這都是哪兒跟哪兒,寶珠用手肘碰了他一下,“快挑,挑了讓他們拿下去加個底款,把你爸公司的名字也弄個徽章落上去。”
乾啟:“”皇室定製的紋章瓷,身份顯赫的象徵,送一套這東西給老爸,還是自己做的,他不用想也知道,一定能收穫,爸爸再愛我一點,不,很多點寶珠這是還沒過門,就開始向公婆示好了嗎?
寶珠拿的手都酸了,乾脆放在桌上,又挑了挑,說道:“記得多帶幾套回去,讓趙新他們也一人帶一套回去過年。”
“啊——”乾啟驚訝道,“這又是為什麼?”難道現在已經開始為過門鋪路了,其實大可不必呀。
寶珠略不解地看了他一眼,“我剛說了那麼多都白說了,咱們現在沒名氣,沒大客戶,當然是得想辦法。”
“想什麼辦法?”
寶珠笑嘻嘻地拿起那碟子,“這麼好看的東西,上桌的時候,過年親戚朋友都會問的吧?富豪的小夥伴也是富豪,你的日用瓷國內市場,就從打入安城富豪圈開始吧”

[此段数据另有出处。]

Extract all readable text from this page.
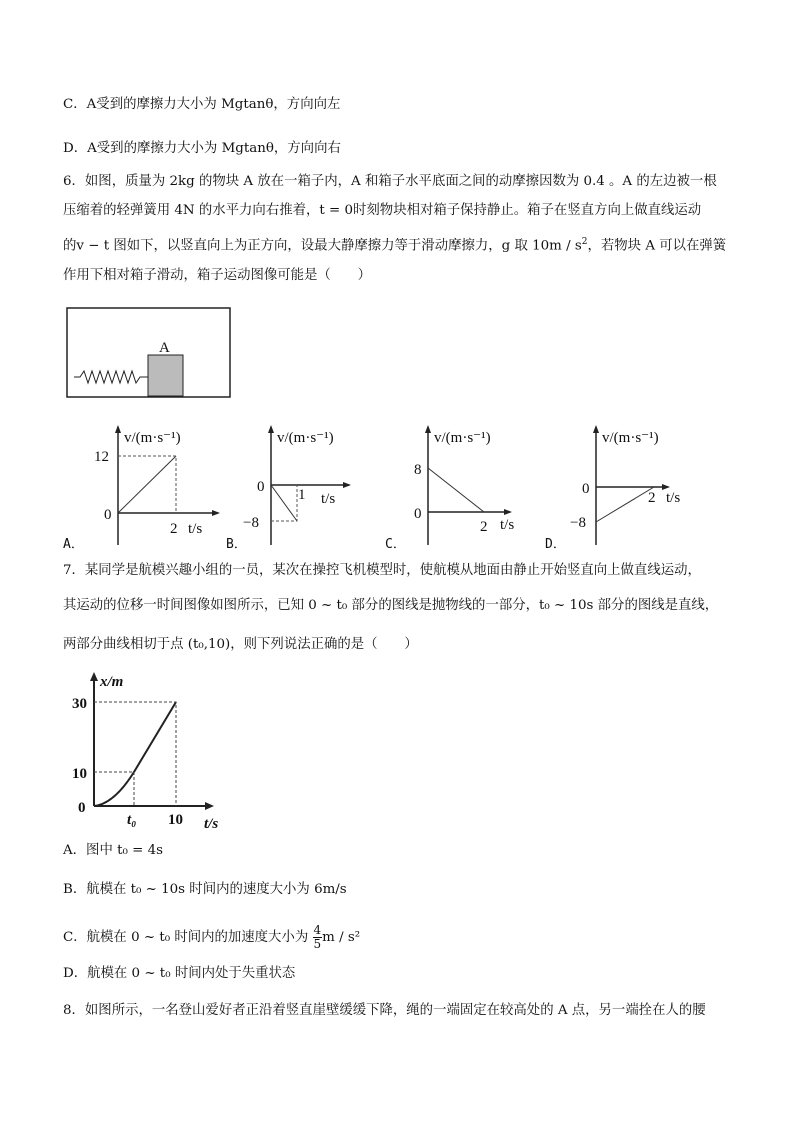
C．A受到的摩擦力大小为 Mgtanθ，方向向左
D．A受到的摩擦力大小为 Mgtanθ，方向向右
6．如图，质量为 2kg 的物块 A 放在一箱子内，A 和箱子水平底面之间的动摩擦因数为 0.4 。A 的左边被一根
压缩着的轻弹簧用 4N 的水平力向右推着，t = 0时刻物块相对箱子保持静止。箱子在竖直方向上做直线运动
的v − t 图如下，以竖直向上为正方向，设最大静摩擦力等于滑动摩擦力，g 取 $10m / s^2$，若物块 A 可以在弹簧
作用下相对箱子滑动，箱子运动图像可能是（　　）
A
v/(m·s⁻¹)
12
0
2 t/s
A．
v/(m·s⁻¹)
0
−8
1 t/s
B．
v/(m·s⁻¹)
8
0
2 t/s
C．
v/(m·s⁻¹)
0
−8
2 t/s
D．
7．某同学是航模兴趣小组的一员，某次在操控飞机模型时，使航模从地面由静止开始竖直向上做直线运动，
其运动的位移一时间图像如图所示，已知 0 ~ t₀ 部分的图线是抛物线的一部分，t₀ ~ 10s 部分的图线是直线，
两部分曲线相切于点 (t₀,10)，则下列说法正确的是（　　）
x/m
30
10
0
t₀ 10 t/s
A．图中 t₀ = 4s
B．航模在 t₀ ~ 10s 时间内的速度大小为 6m/s
C．航模在 0 ~ t₀ 时间内的加速度大小为 $\frac{4}{5}$ m / s²
D．航模在 0 ~ t₀ 时间内处于失重状态
8．如图所示，一名登山爱好者正沿着竖直崖壁缓缓下降，绳的一端固定在较高处的 A 点，另一端拴在人的腰
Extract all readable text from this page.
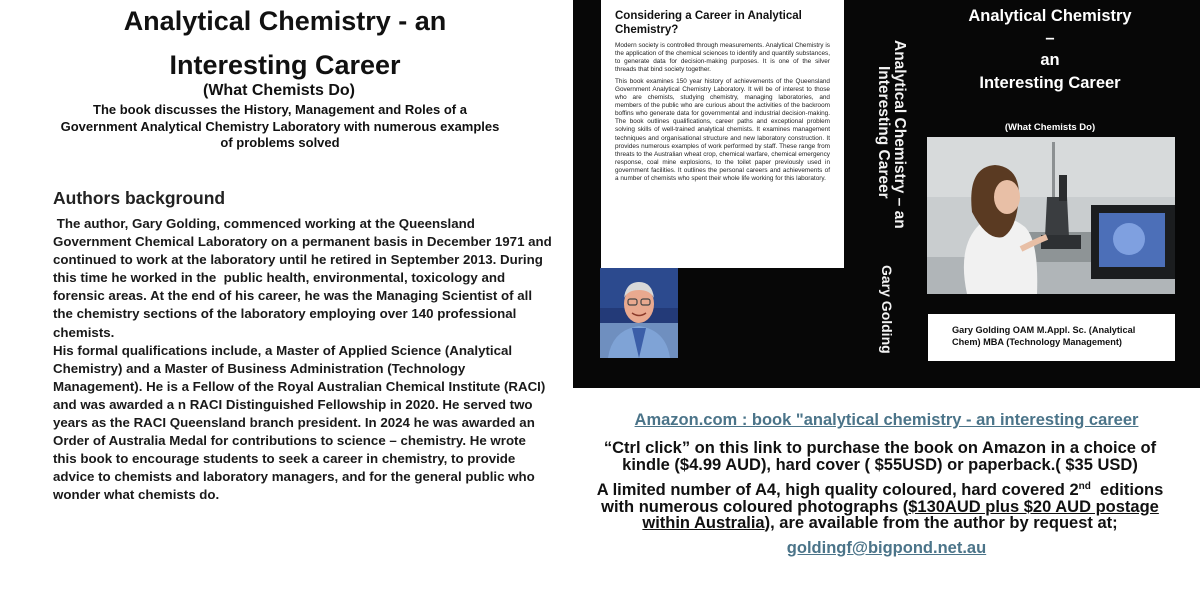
Analytical Chemistry - an
Interesting Career
(What Chemists Do)
The book discusses the History, Management and Roles of a Government Analytical Chemistry Laboratory with numerous examples of problems solved
Authors background

The author, Gary Golding, commenced working at the Queensland Government Chemical Laboratory on a permanent basis in December 1971 and continued to work at the laboratory until he retired in September 2013. During this time he worked in the  public health, environmental, toxicology and forensic areas. At the end of his career, he was the Managing Scientist of all the chemistry sections of the laboratory employing over 140 professional chemists.

His formal qualifications include, a Master of Applied Science (Analytical Chemistry) and a Master of Business Administration (Technology Management). He is a Fellow of the Royal Australian Chemical Institute (RACI) and was awarded a n RACI Distinguished Fellowship in 2020. He served two years as the RACI Queensland branch president. In 2024 he was awarded an Order of Australia Medal for contributions to science – chemistry. He wrote this book to encourage students to seek a career in chemistry, to provide advice to chemists and laboratory managers, and for the general public who wonder what chemists do.

Considering a Career in Analytical Chemistry?
Modern society is controlled through measurements. Analytical Chemistry is the application of the chemical sciences to identify and quantify substances, to generate data for decision-making purposes. It is one of the silver threads that bind society together.
This book examines 150 year history of achievements of the Queensland Government Analytical Chemistry Laboratory. It will be of interest to those who are chemists, studying chemistry, managing laboratories, and members of the public who are curious about the activities of the backroom boffins who generate data for governmental and industrial decision-making. The book outlines qualifications, career paths and exceptional problem solving skills of well-trained analytical chemists. It examines management techniques and organisational structure and new laboratory construction. It provides numerous examples of work performed by staff. These range from threats to the Australian wheat crop, chemical warfare, chemical emergency response, coal mine explosions, to the toilet paper previously used in government facilities. It outlines the personal careers and achievements of a number of chemists who spent their whole life working for this laboratory.	Analytical Chemistry – an
Interesting Career
Gary Golding
Analytical Chemistry
–
an
Interesting Career
(What Chemists Do)
Gary Golding OAM M.Appl. Sc. (Analytical Chem) MBA (Technology Management)
Amazon.com : book "analytical chemistry - an interesting career
“Ctrl click” on this link to purchase the book on Amazon in a choice of kindle ($4.99 AUD), hard cover ( $55USD) or paperback.( $35 USD)
A limited number of A4, high quality coloured, hard covered 2nd  editions with numerous coloured photographs ($130AUD plus $20 AUD postage within Australia), are available from the author by request at;
goldingf@bigpond.net.au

乾啟盯著她看了半天,隨即絕望地看向天花板,這一刻,他好煩躁!
第159章節日依舊快樂
談戀愛應該去什麼地方?其實真正墜入過愛河的人都知道,倆人只要能獨處,窩在洗手間裡都能看到紅心心,更別提現在是在自己的公司裡。
在寶珠接連點評了幾個明顯的畫工問題後,乾啟鬱悶的情緒已經被完全轉移。他叫來了趙平,交代他去補款,對著寶珠說:“去辦公室坐吧。